Rozdział 5

16K 650 45
                                    

Lexi...

Obudziło mnie tępe pulsowanie w skroniach. Boże! Czułam się, jak przejechana przez pociąg. Bolał mnie dosłownie każdy mięsień, a w głowie miałam totalną pustkę. Uchyliłam powieki jęcząc boleśnie, gdy wschodzące kalifornijskie słońce wdarło się do mojego mózgu, jak żrący kwas. Gdzie ja jestem? Znajomy zapach płynu do płukania mógł oznaczać, że jestem we własnym łóżku. Problem w tym, że zupełnie nie pamiętam, jak się w nim znalazłam i kiedy.

Podniosłam się na łokciach, z trudem powstrzymując odruch wymiotny i zerknęłam na stojący na stoliku nocnym zegarek. Niebieskie kropeczki uformowały się w cyfrę pięćset trzydzieści sześć. Zdezorientowana rozejrzałam się dookoła z ulgą witając znajome otoczenie.

Dzięki ci, Boże! Byłam we własnym łóżku! Ostatnie co pamiętam to impreza, na której byłam z Grantem i nasz taniec. Czy to było wczoraj? Po tym, jak huczy mi w głowie, to musiało być wczoraj. Żaden kac nie utrzyma się dłużej. To znaczy, że dzisiaj jest niedziela. Coś mi świtało, że jutrzejszy dzień jest ważny, ale nie mogłam sobie przypomnieć dlaczego.

W końcu, przełamując się, zwlekłam się z łóżka, stając na trzęsących się nogach. Jezu! Jeszcze nigdy nie miałam takiego kaca. Nawet za czasów studenckich, gdy impreza goniła imprezę, nie doprowadziłam się do takiego stanu. Powłócząc nogami wtoczyłam się do łazienki, dziękując Bogu, że moja sypialnia znajduje się na dole.

Na widok swojego odbicia w lustrze miałam ochotę krzyczeć ze złości. Rozmazany makijaż wyglądał, jak u klauna. Zaschnięte strużki czarnej masakry wyglądały, jak ślady czarnych łez pod opuchniętymi powiekami. Przytrzymując się dla zachowania równowagi szklanej przegrody, włączyłam prysznic, modląc się o cud pamięci i zdjęłam bieliznę.

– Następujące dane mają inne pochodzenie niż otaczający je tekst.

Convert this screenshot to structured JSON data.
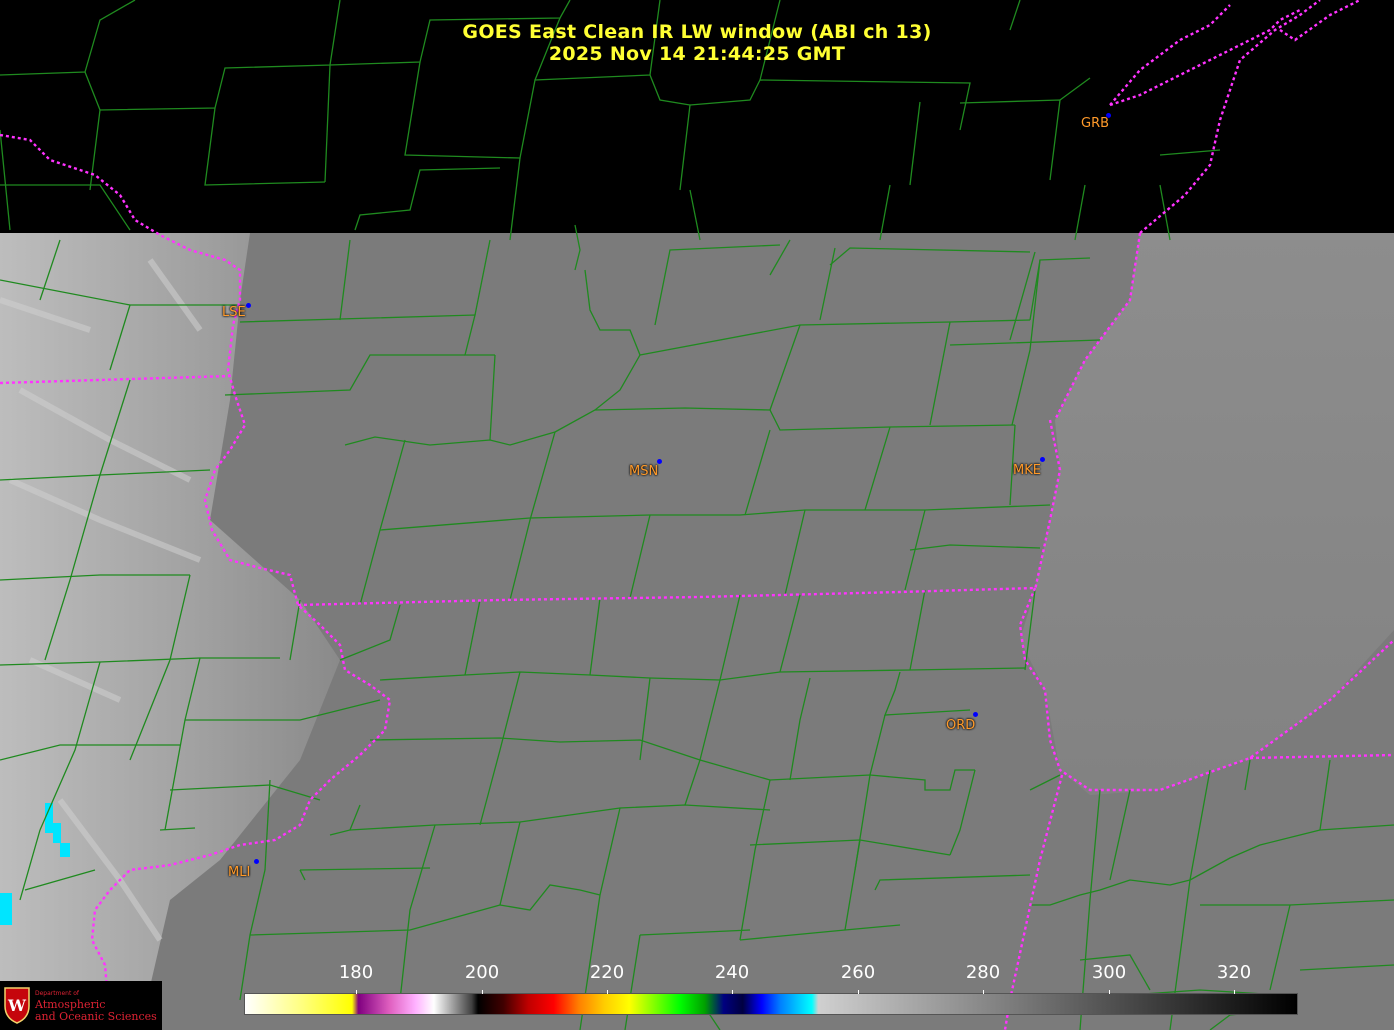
{
  "title": {
    "line1": "GOES East Clean IR LW window (ABI ch 13)",
    "line2": "2025 Nov 14  21:44:25 GMT"
  },
  "stations": [
    {
      "id": "GRB",
      "name": "GRB"
    },
    {
      "id": "LSE",
      "name": "LSE"
    },
    {
      "id": "MSN",
      "name": "MSN"
    },
    {
      "id": "MKE",
      "name": "MKE"
    },
    {
      "id": "ORD",
      "name": "ORD"
    },
    {
      "id": "MLI",
      "name": "MLI"
    }
  ],
  "colorbar": {
    "unit_min": 163,
    "unit_max": 330,
    "ticks": [
      "180",
      "200",
      "220",
      "240",
      "260",
      "280",
      "300",
      "320"
    ]
  },
  "logo": {
    "small": "Department of",
    "line1": "Atmospheric",
    "line2": "and Oceanic Sciences"
  },
  "colors": {
    "title": "#ffff33",
    "county_lines": "#1f8a1f",
    "state_lines": "#ff33ff",
    "station_label": "#ff9a2a",
    "station_dot": "#0000ff"
  }
}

Jęknęłam, czując chłodne krople wody na rozgrzanym ciele, ale zagryzłam zęby, stojąc pod strugami wody lejącej się na mnie z dużej deszczownicy. Ze wszystkich sił starałam się przypomnieć sobie to, co się wydarzyło na imprezie, jednak ostatnia noc zupełnie wypłynęła z mojego mózgu. Poza nielicznymi urywkami, gdy tańczyłam z Grantem, totalna pustka. Zaciskając zęby zmieniłam strumień wody na gorący, pozwalając parzącym kroplom zmyć ze mnie pot i rozgrzać zziębnięte ciało.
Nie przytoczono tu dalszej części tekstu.